Objective: Metanephric maldevelopment is a frequent sequela of fetal urinary tract obstruction, particularly when maternal oligohydramnios and massive lower urinary tract dilatation are present. The kidneys in 13 subjects at an estimated 15 to 39 weeks of gestation with distal urinary tract obstruction presenting with severe megacystis not associated with renal dysplasia were examined to discover other manifestations of impaired renal development.

Methods: Complete autopsy specimens in 13 cases of severe megacystis in which 1 and 2 kidneys in 3 and 10, respectively, were free of dysplastic features were examined to determine whether there were abnormalities in the cortex and medulla that indicated impaired renal development.
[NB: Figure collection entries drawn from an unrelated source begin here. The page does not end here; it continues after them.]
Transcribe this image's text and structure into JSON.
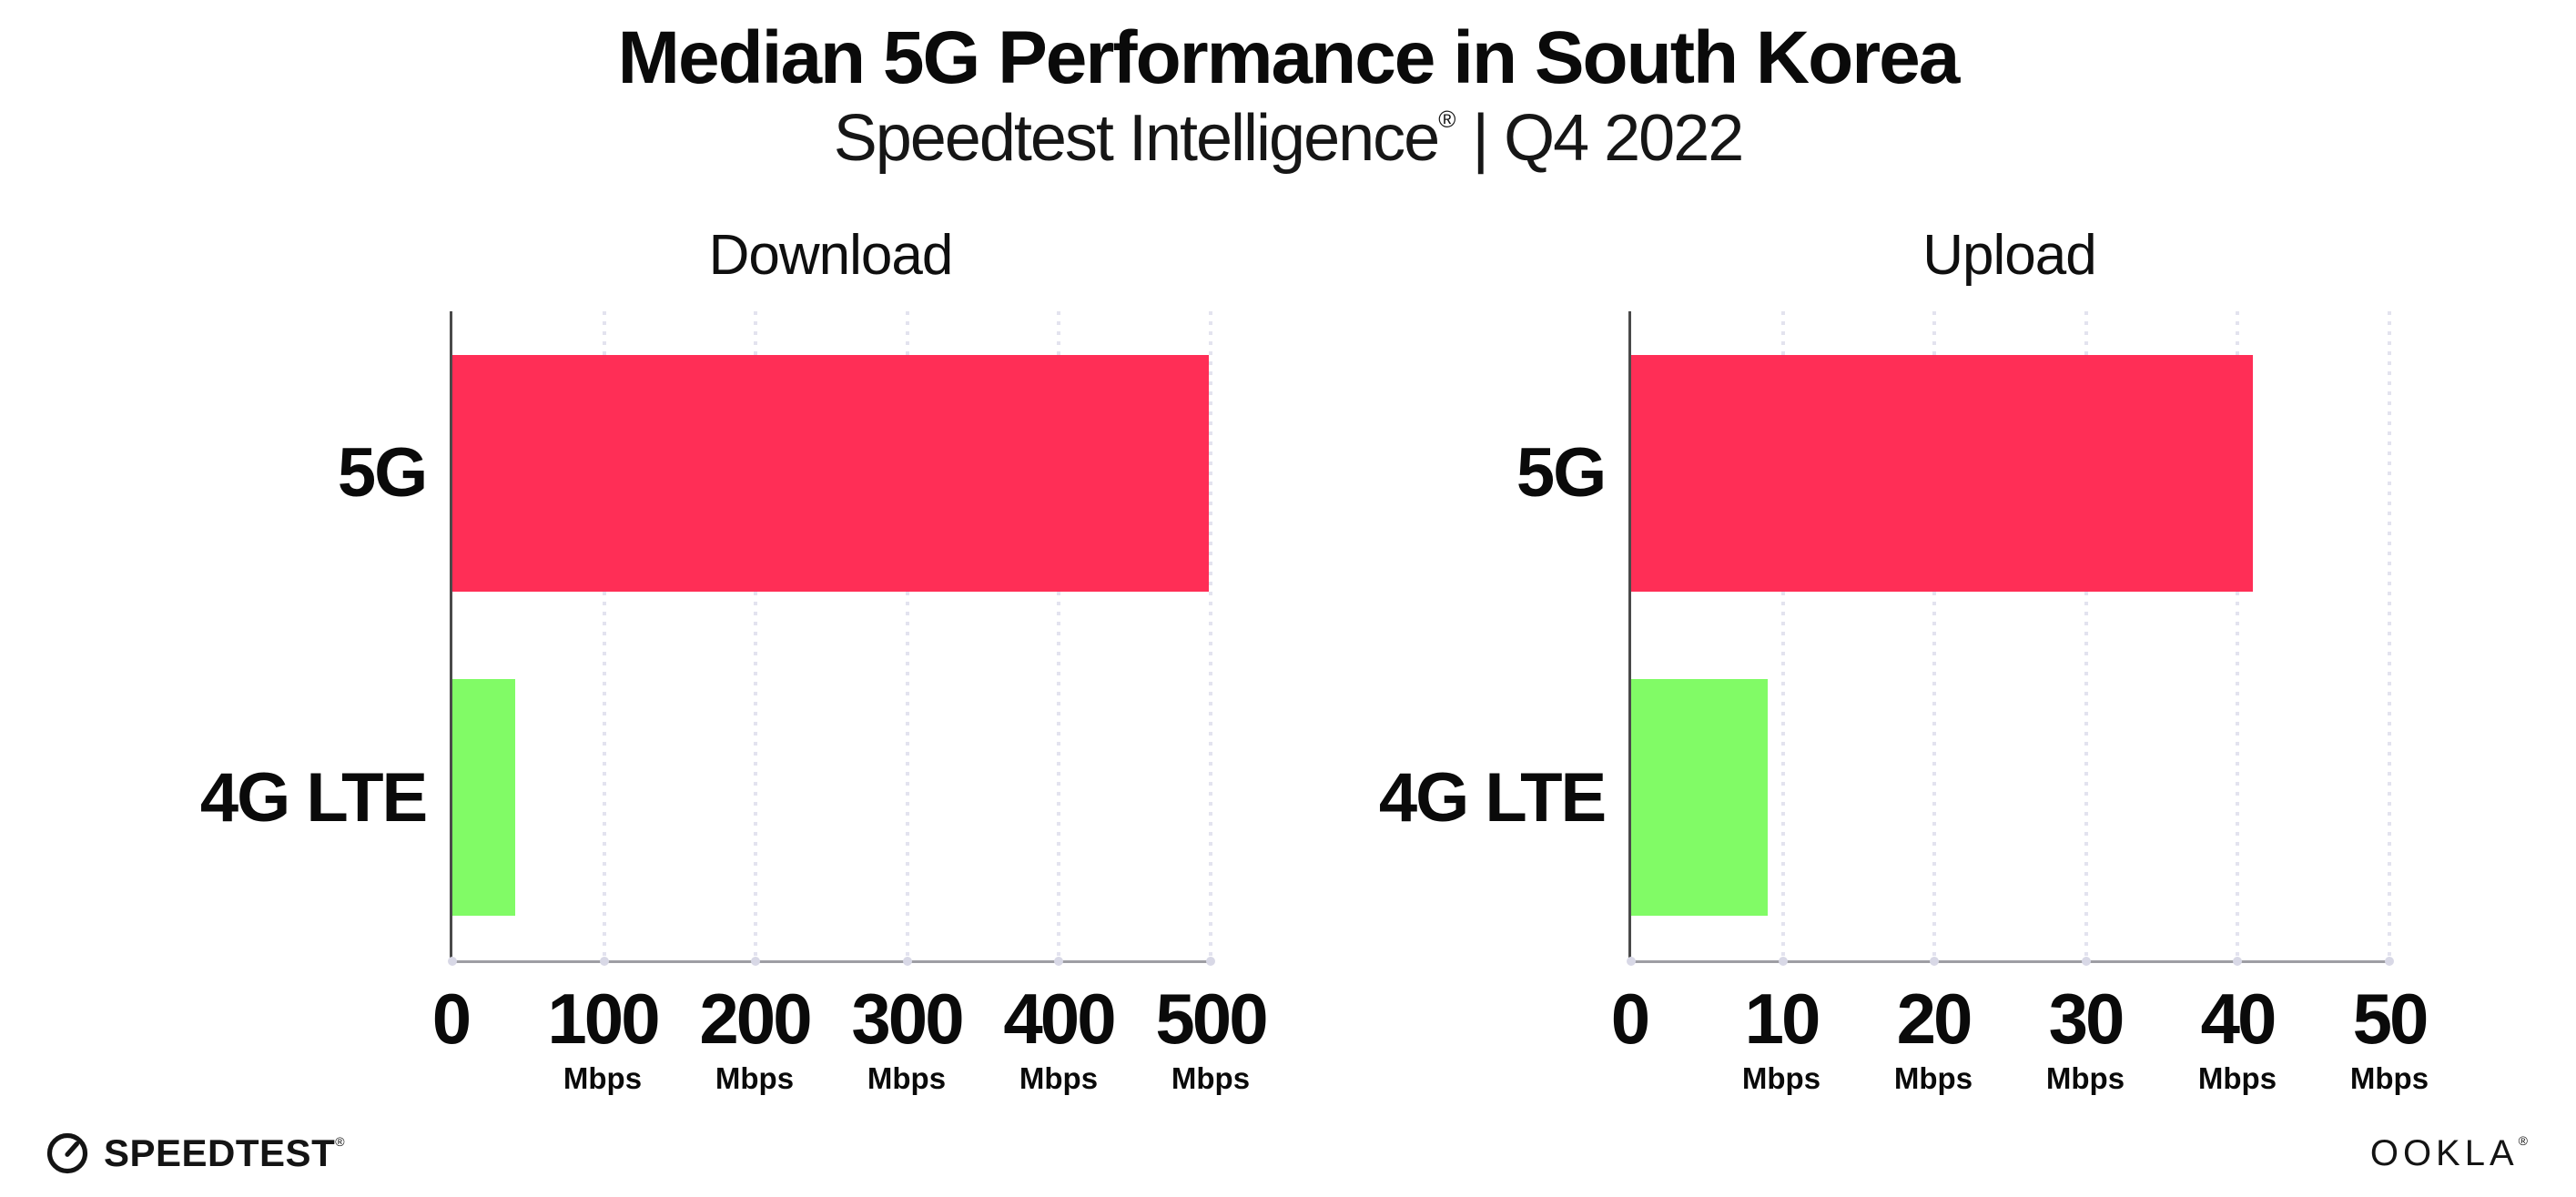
{
  "header": {
    "title": "Median 5G Performance in South Korea",
    "subtitle_brand": "Speedtest Intelligence",
    "subtitle_reg": "®",
    "subtitle_rest": " | Q4 2022"
  },
  "colors": {
    "bar_5g": "#FF2E56",
    "bar_4g_lte": "#81FB66",
    "gridline": "#E3E3EF",
    "x_axis": "#9E9EA4",
    "y_axis": "#4A4A4A",
    "background": "#FFFFFF",
    "text": "#0A0A0A"
  },
  "chart_data": [
    {
      "type": "bar",
      "orientation": "horizontal",
      "title": "Download",
      "categories": [
        "5G",
        "4G LTE"
      ],
      "values": [
        499,
        41
      ],
      "unit": "Mbps",
      "xlim": [
        0,
        500
      ],
      "ticks": [
        0,
        100,
        200,
        300,
        400,
        500
      ],
      "colors": [
        "#FF2E56",
        "#81FB66"
      ],
      "grid": "dotted-vertical",
      "legend": "none"
    },
    {
      "type": "bar",
      "orientation": "horizontal",
      "title": "Upload",
      "categories": [
        "5G",
        "4G LTE"
      ],
      "values": [
        41,
        9
      ],
      "unit": "Mbps",
      "xlim": [
        0,
        50
      ],
      "ticks": [
        0,
        10,
        20,
        30,
        40,
        50
      ],
      "colors": [
        "#FF2E56",
        "#81FB66"
      ],
      "grid": "dotted-vertical",
      "legend": "none"
    }
  ],
  "footer": {
    "speedtest_label": "SPEEDTEST",
    "speedtest_mark": "®",
    "ookla_label": "OOKLA",
    "ookla_mark": "®"
  }
}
Results: The kidneys in 9 cases had various abnormalities indicative of perturbed renal development, such as the premature disappearance and phenotypic alteration of nephrogenic zone cells, a decreased number of nephron generations and medullary collecting duct abnormalities. In 4 cases the kidneys had developed normally.

Conclusions: The majority of subjects with urinary obstruction but nondysplastic kidneys had significant renal abnormalities that would have limited future functional capacity. However, abnormal development is not inevitable even in severe fetal obstruction, suggesting that select cases may benefit from fetal intervention.